UK residents aged 16 or over are entitled to open a cash ISA, and from April 2017 the annual limit for all ISAs combined is £20,000 (up from £15,240 the previous year). At the beginning of each tax year (6 April) you’ll receive a new ISA allowance. If you don’t use it, you’ll lose it – your ISA allowance can’t be rolled over to the next tax year. You may invest your full ISA allowance in cash, stocks and shares, innovative finance or a combination of any of the different types of ISA available. You can also switch your ISAs to take advantage of higher interest rates.

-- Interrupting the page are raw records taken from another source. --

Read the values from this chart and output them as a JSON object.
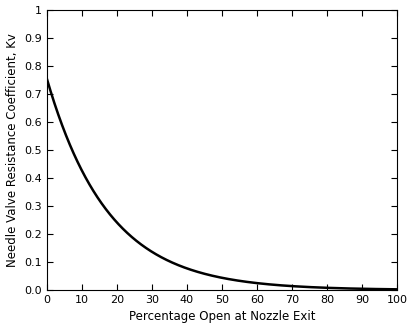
{
  "title": "",
  "xlabel": "Percentage Open at Nozzle Exit",
  "ylabel": "Needle Valve Resistance Coefficient, Kv",
  "xlim": [
    0,
    100
  ],
  "ylim": [
    0,
    1
  ],
  "xticks": [
    0,
    10,
    20,
    30,
    40,
    50,
    60,
    70,
    80,
    90,
    100
  ],
  "yticks": [
    0,
    0.1,
    0.2,
    0.3,
    0.4,
    0.5,
    0.6,
    0.7,
    0.8,
    0.9,
    1.0
  ],
  "curve_start_y": 0.755,
  "decay_rate": 0.057,
  "line_color": "#000000",
  "line_width": 1.8,
  "background_color": "#ffffff",
  "tick_label_fontsize": 8,
  "axis_label_fontsize": 8.5,
  "figsize": [
    4.13,
    3.29
  ],
  "dpi": 100
}
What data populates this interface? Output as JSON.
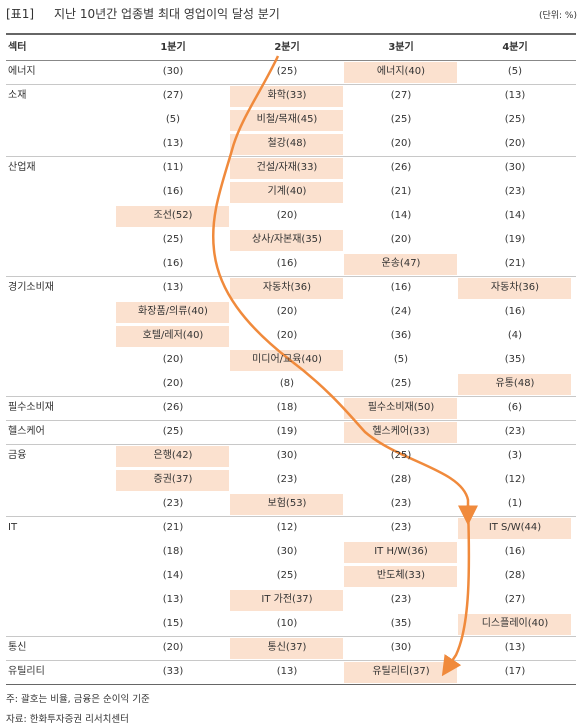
{
  "header": {
    "label": "[표1]",
    "title": "지난 10년간 업종별 최대 영업이익 달성 분기",
    "unit": "(단위: %)"
  },
  "table": {
    "columns": [
      "섹터",
      "1분기",
      "2분기",
      "3분기",
      "4분기"
    ],
    "groups": [
      {
        "sector": "에너지",
        "rows": [
          [
            "(30)",
            "(25)",
            "에너지(40)",
            "(5)"
          ]
        ]
      },
      {
        "sector": "소재",
        "rows": [
          [
            "(27)",
            "화학(33)",
            "(27)",
            "(13)"
          ],
          [
            "(5)",
            "비철/목재(45)",
            "(25)",
            "(25)"
          ],
          [
            "(13)",
            "철강(48)",
            "(20)",
            "(20)"
          ]
        ]
      },
      {
        "sector": "산업재",
        "rows": [
          [
            "(11)",
            "건설/자재(33)",
            "(26)",
            "(30)"
          ],
          [
            "(16)",
            "기계(40)",
            "(21)",
            "(23)"
          ],
          [
            "조선(52)",
            "(20)",
            "(14)",
            "(14)"
          ],
          [
            "(25)",
            "상사/자본재(35)",
            "(20)",
            "(19)"
          ],
          [
            "(16)",
            "(16)",
            "운송(47)",
            "(21)"
          ]
        ]
      },
      {
        "sector": "경기소비재",
        "rows": [
          [
            "(13)",
            "자동차(36)",
            "(16)",
            "자동차(36)"
          ],
          [
            "화장품/의류(40)",
            "(20)",
            "(24)",
            "(16)"
          ],
          [
            "호텔/레저(40)",
            "(20)",
            "(36)",
            "(4)"
          ],
          [
            "(20)",
            "미디어/교육(40)",
            "(5)",
            "(35)"
          ],
          [
            "(20)",
            "(8)",
            "(25)",
            "유통(48)"
          ]
        ]
      },
      {
        "sector": "필수소비재",
        "rows": [
          [
            "(26)",
            "(18)",
            "필수소비재(50)",
            "(6)"
          ]
        ]
      },
      {
        "sector": "헬스케어",
        "rows": [
          [
            "(25)",
            "(19)",
            "헬스케어(33)",
            "(23)"
          ]
        ]
      },
      {
        "sector": "금융",
        "rows": [
          [
            "은행(42)",
            "(30)",
            "(25)",
            "(3)"
          ],
          [
            "증권(37)",
            "(23)",
            "(28)",
            "(12)"
          ],
          [
            "(23)",
            "보험(53)",
            "(23)",
            "(1)"
          ]
        ]
      },
      {
        "sector": "IT",
        "rows": [
          [
            "(21)",
            "(12)",
            "(23)",
            "IT S/W(44)"
          ],
          [
            "(18)",
            "(30)",
            "IT H/W(36)",
            "(16)"
          ],
          [
            "(14)",
            "(25)",
            "반도체(33)",
            "(28)"
          ],
          [
            "(13)",
            "IT 가전(37)",
            "(23)",
            "(27)"
          ],
          [
            "(15)",
            "(10)",
            "(35)",
            "디스플레이(40)"
          ]
        ]
      },
      {
        "sector": "통신",
        "rows": [
          [
            "(20)",
            "통신(37)",
            "(30)",
            "(13)"
          ]
        ]
      },
      {
        "sector": "유틸리티",
        "rows": [
          [
            "(33)",
            "(13)",
            "유틸리티(37)",
            "(17)"
          ]
        ]
      }
    ]
  },
  "notes": [
    "주: 괄호는 비율, 금융은 순이익 기준",
    "자료: 한화투자증권 리서치센터"
  ]
}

Determining whether or not a cash ISA is right for you depends largely on the amount of cash you have to invest. If your total savings are less than the total cash ISA allowance, the new PSA means that there’s likely to be no tax benefit to putting your money in an ISA compared to a normal savings account. If you have more savings than the cash ISA allowance, high interest current accounts are likely to be the best place for your money as, purely on interest, they’re far superior to cash ISAs. However, if interest rates increase (and the PSA doesn’t cover all your interest) you could lose out in the short term. If you have significant savings, putting/keeping some money in a cash ISA is a good idea, as it will protect you from future tax liabilities should interest rates rise.